Lo que dijo el vocero presidencial Manuel Adorni el otro día, de que ellos son los “mayores defensores de la universidad pública”, ¿se condice con la realidad? No, y la realidad es que lo que buscan con este desfinanciamiento es que las universidades quiebren, y mediante ese camino proponer el arancelamiento de las mismas.

El martes pasado asistí a la marcha con más convocatoria que presencié en mi vida, si la memoria no me falla. Los medios hablan de 800.000 personas. Fue la primera manifestación en la que me encontré a mi tío, por ejemplo, kinesiólogo graduado en la Universidad de Buenos Aires. O la primera marcha en la que vi la línea D, que sale desde Belgrano, completamente llena desde Congreso de Tucumán. Viajé con señoras muy paquetas de barrio norte, marché con estudiantes de la UADE, me saludé con profesores que yo siempre tildé de gorilas.
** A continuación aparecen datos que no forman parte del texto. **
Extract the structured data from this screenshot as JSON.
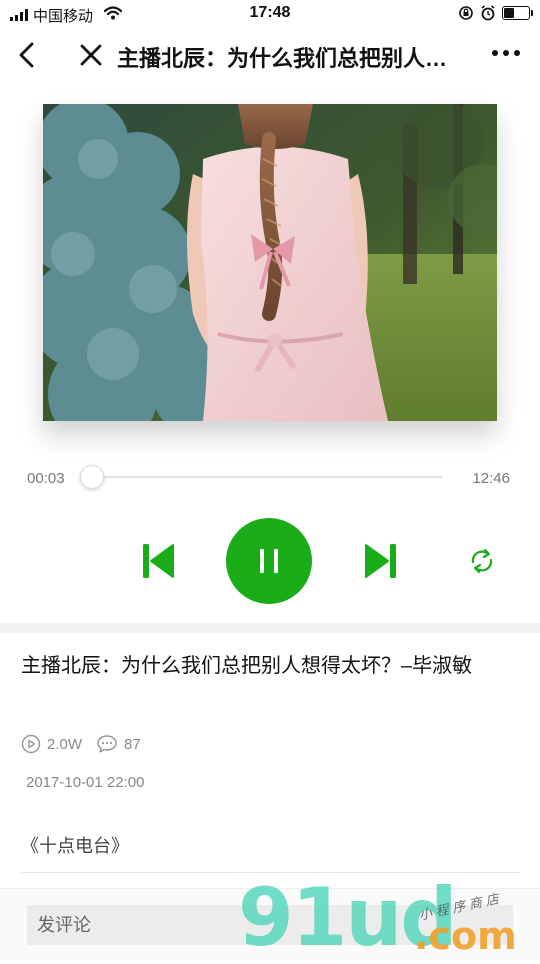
{
  "status_bar": {
    "carrier": "中国移动",
    "time": "17:48",
    "battery_level": 0.45
  },
  "nav": {
    "title": "主播北辰：为什么我们总把别人想得太坏？-毕淑敏",
    "back_icon": "chevron-left-icon",
    "close_icon": "close-icon",
    "more_icon": "more-dots-icon"
  },
  "player": {
    "current_time": "00:03",
    "total_time": "12:46",
    "progress": 0.004,
    "state": "playing",
    "accent_color": "#1aad19"
  },
  "episode": {
    "title": "主播北辰：为什么我们总把别人想得太坏？–毕淑敏",
    "plays": "2.0W",
    "comments": "87",
    "date": "2017-10-01 22:00",
    "album": "《十点电台》"
  },
  "comment": {
    "placeholder": "发评论"
  },
  "watermark": {
    "logo": "91ud",
    "domain": ".com",
    "tagline": "小程序商店"
  }
}
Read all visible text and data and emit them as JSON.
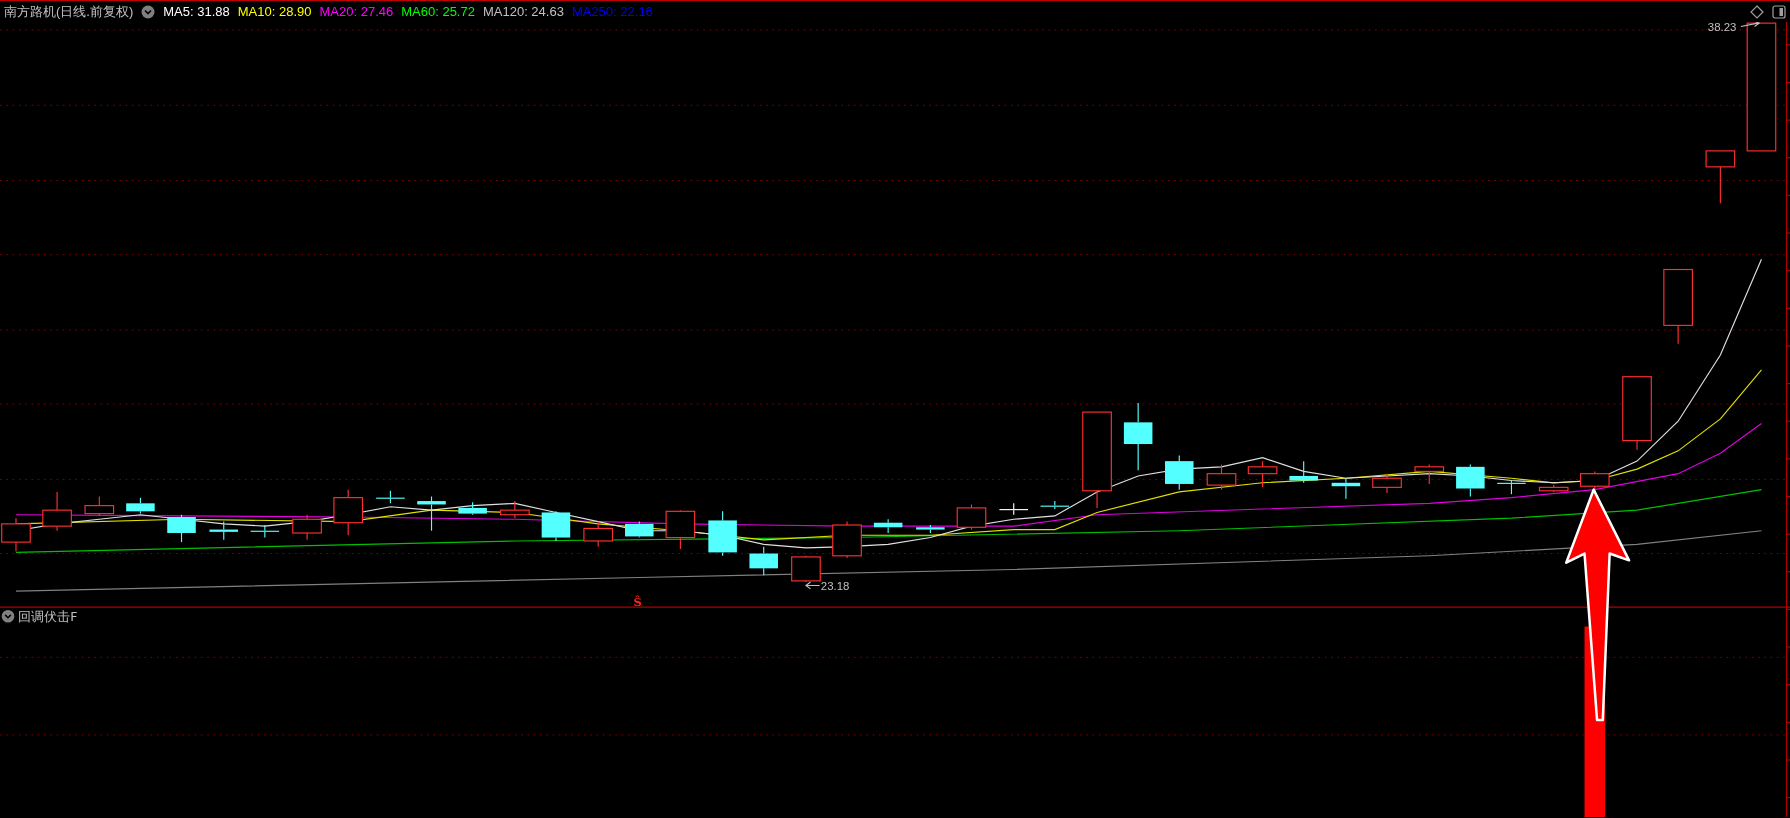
{
  "title": "南方路机(日线.前复权)",
  "indicators": [
    {
      "label": "MA5: 31.88",
      "color": "#ffffff"
    },
    {
      "label": "MA10: 28.90",
      "color": "#ffff00"
    },
    {
      "label": "MA20: 27.46",
      "color": "#ff00ff"
    },
    {
      "label": "MA60: 25.72",
      "color": "#00ff00"
    },
    {
      "label": "MA120: 24.63",
      "color": "#c0c0c0"
    },
    {
      "label": "MA250: 22.16",
      "color": "#0000ff"
    }
  ],
  "price_chart": {
    "high_label": "38.23",
    "low_label": "23.18",
    "signal_mark": "Ŝ"
  },
  "lower_panel": {
    "title": "回调伏击F"
  }
}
Y quizás lo sean, quizás no, pero si hay algo sagrado en este país, y que la mayoría sabe que no debe tocarse, y algo de lo que la mayoría se siente inmensamente orgullosa, es la educación pública de calidad. Nuestras universidades son las mejores de Latinoamérica. Entonces pienso en esta relación entre el lenguaje y la realidad, en el poder del primero pero también en la palpabilidad de lo segundo (no sé si existe esa palabra, pero voy a inventarla en todo caso). Porque los pasillos sin luz de mi facultad son palpables, porque la incapacidad de los profesores para llegar a fin de mes es palpable, porque las estufas apagadas y los alumnos con bufandas en unas semanas dentro de las aulas van a ser palpables. Porque los cuerpos marchando el martes pasado fueron lo más palpable que sentí en mucho tiempo. Puedo decir entonces que la palabra aumento no es aumento, que las palabras no son las cosas, y que la palabra barco, al fin y al cabo, nunca va a ser el verdadero barco.